[WSIS CS-Plenary] recommendations for WGIG
Martin Olivera
martin_olivera at yahoo.com.ar
Fri Oct 8 14:39:37 BST 2004
El jue, 07-10-2004 a las 15:56, Vittorio Bertola escribió:
> Martin,
>
> (disclaimer: I am one of the people who were actually selected by the
> NomCom, so you are free to think that this is the reason behind this
> message, though it is not.)
I may differ facts that suspicious things, I prefer consider you as
honest.
>
> Il gio, 2004-10-07 alle 10:09, Martin Olivera ha scritto:
> > This was reflected in nomminations as a kind of LAC Caucus "split" with
> > nommintions of Carlos Afonso and Raul Echebarria by one side and Enrique
> > Chaparro and Mario Teza by the other. So if selection would like to be
> > democrtic and you would like to select two people from LAC, best option
> > should be one nominee from each "spplited LAC sides".
>
> I don't agree with this; this would indeed have been the *easiest*
> option, but not the *best* option.
well, yes and no.
I think that these decision and consultant bodies as WGIG should be
formed by the "bests", but also reflecting diversity (cultural, gender,
geography and ideology). Including some women, some african and some
hispanics you are not really favouring diversity, but it is just some
"politically correct" attitude.
> The idea was never to select "one person per each group", but rather to
> identify the most suitable and knowledgeable people to work in WGIG for
> the global interest of all civil society groups. So the NomCom thought
> that Carlos and Raul were the most suited persons among all those
> proposed by the different LAC groups.
>
> Thus if your argument is, "Enrique and Mario would be better WGIG
> members than Carlos and Raul", then there could be a discussion on that.
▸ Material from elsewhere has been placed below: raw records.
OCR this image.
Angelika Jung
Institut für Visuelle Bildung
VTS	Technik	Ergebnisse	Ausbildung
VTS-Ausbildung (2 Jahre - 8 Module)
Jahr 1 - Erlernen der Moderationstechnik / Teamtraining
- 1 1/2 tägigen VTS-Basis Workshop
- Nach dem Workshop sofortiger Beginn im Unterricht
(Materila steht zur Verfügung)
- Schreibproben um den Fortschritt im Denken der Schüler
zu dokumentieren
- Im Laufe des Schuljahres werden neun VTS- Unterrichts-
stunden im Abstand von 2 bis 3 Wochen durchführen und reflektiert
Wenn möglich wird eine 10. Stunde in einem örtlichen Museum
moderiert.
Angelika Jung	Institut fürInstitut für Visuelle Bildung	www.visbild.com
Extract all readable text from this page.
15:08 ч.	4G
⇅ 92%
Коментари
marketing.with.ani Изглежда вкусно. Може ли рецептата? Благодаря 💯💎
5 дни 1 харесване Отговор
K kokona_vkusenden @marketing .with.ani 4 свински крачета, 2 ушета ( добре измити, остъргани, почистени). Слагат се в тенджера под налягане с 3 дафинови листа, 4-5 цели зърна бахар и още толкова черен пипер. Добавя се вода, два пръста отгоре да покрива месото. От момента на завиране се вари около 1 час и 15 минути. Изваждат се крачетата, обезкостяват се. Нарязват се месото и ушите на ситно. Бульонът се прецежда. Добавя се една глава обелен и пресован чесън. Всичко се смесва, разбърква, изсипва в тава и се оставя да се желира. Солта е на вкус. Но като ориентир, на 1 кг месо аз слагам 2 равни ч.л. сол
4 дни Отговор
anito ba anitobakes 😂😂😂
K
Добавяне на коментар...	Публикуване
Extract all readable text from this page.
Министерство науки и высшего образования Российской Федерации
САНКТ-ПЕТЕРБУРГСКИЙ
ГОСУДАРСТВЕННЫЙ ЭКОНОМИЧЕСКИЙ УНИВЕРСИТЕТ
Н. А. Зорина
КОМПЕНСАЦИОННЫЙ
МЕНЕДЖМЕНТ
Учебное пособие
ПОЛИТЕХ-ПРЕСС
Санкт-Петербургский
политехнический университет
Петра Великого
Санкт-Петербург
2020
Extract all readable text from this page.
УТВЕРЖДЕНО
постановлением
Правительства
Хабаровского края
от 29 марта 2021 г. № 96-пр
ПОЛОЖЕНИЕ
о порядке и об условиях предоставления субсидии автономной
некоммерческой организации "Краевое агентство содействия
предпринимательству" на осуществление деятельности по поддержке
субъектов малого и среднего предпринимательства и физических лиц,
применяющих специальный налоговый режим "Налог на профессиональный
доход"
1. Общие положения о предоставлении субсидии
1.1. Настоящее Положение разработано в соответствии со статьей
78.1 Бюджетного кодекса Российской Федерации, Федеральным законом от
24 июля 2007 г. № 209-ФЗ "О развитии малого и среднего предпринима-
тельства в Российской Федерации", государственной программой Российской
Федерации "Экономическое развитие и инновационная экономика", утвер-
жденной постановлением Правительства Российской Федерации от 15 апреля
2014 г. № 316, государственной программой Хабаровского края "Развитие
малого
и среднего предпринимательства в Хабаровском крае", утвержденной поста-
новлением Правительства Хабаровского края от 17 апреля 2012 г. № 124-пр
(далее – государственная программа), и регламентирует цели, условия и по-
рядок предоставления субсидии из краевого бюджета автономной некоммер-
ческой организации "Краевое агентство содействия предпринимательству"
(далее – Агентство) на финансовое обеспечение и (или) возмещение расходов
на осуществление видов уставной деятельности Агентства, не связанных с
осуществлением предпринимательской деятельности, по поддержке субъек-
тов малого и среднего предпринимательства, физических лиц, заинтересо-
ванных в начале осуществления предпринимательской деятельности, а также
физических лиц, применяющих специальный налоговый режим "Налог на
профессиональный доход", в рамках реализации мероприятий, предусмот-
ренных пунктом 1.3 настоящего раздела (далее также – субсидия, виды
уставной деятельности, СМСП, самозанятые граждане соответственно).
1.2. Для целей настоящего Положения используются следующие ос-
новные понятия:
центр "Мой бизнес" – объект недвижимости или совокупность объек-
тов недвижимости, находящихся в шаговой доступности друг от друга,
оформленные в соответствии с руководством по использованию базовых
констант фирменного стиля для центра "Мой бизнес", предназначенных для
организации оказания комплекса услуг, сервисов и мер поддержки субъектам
> But if it is "whoever forms a caucus has the right to have one member of
> the WGIG", then I don't agree, and I suggest you to read again the
> message that Bertrand sent today (the one with subject "Re: there's a
> problem").
Sure I think Enrique and Mario are better candidates than Raul and
Carlos. Not only me, a lot of people in the Caucus agree with me, I know
that because Enrique and Mario were voted in the Caucus. That is why the
LAC caucus proposed them as nominees.
I do not know how Carlos and Raul were elected, I cannot know because
they decided to do that secretly. If I am right, the only latinamerican
people in NomCom is Valeria Betancourt from APC. Carlos Afonso works for
RITS, also APC, so it is easy to understand why Carlos and Raul were
proposed and Enrique and Mario ignored.
> > I am continuosly seeing that WSIS process is very non-democratic, and
> > decisions are based more in previous knowledge between people than in
> > public elections and participation, specially in the "Civil Society"
> > participation.
>
> I am sorry to shock you, but civil society doesn't do elections.
> Governments do elections. We do advocacy. These are two very different
> things.
civil society includes or not governments?
civil society includes or not companies?
if not, what are then governements and companies? militar societies?
I found the division between Companies, Government and Civil Society as
fictionary. A person who works for a company, participates in political
environment and also collaborates with an NGO... what is?
Companies are democratic or not.
Governements may be democratic or not (I do not know why you are so
cathegoric "governments do elections")
NGOs may be democratic or not also.
But civil society?
if you define civil society as a strange mixture of everything except
governments and companies, there are who do advocay, and who do not, ho
do elections, and who don't. Diversity, diversity, diversity.
May WSIS support diversity? I think not.
Is WSIS-CS process helping to solve this? I think not, YOU (who are
taking WSIS-CS decisions) are working bad for this. It could be do
better with more transparency.
> To have elections, you need to have things such as a way to ascertain
> the identity of voters, criteria to determine who has the right to vote,
> a secure voting system, adequate information and discussion among
> candidates and between candidates and voters, and so on. The civil
> society plenary does not have anything like this at the moment, so there
> was no practical way that we could have elections on this issue. And if
> someone had said "whoever is subscribed to the plenary list gets to vote
> for WGIG nominees", I guess that we would have had a rush of last minute
> subscriptions by friends of the friends just to create "vote packets" in
> favour of this or that candidate.
Your arguments could be used perfectly by any terrorist-friend
government in the world to support dictatorships.
"We have no practical way to do things well, so we will do bad as we
can"
>
> Believe me, we had a long experience in online democracy at ICANN, and
> it's not as easy or effective as it looks. This doesn't mean that it
> cannot be an objective for the future - and this is a discussion we
> should have at next PrepComs and events such as the UN ICT TF meeting in
> Berlin - but it needs to be done with extreme care.
I do not agree with you
the worst online democracy should be better than the best
aristocracy/tecnocracy/CEOcracy you may build.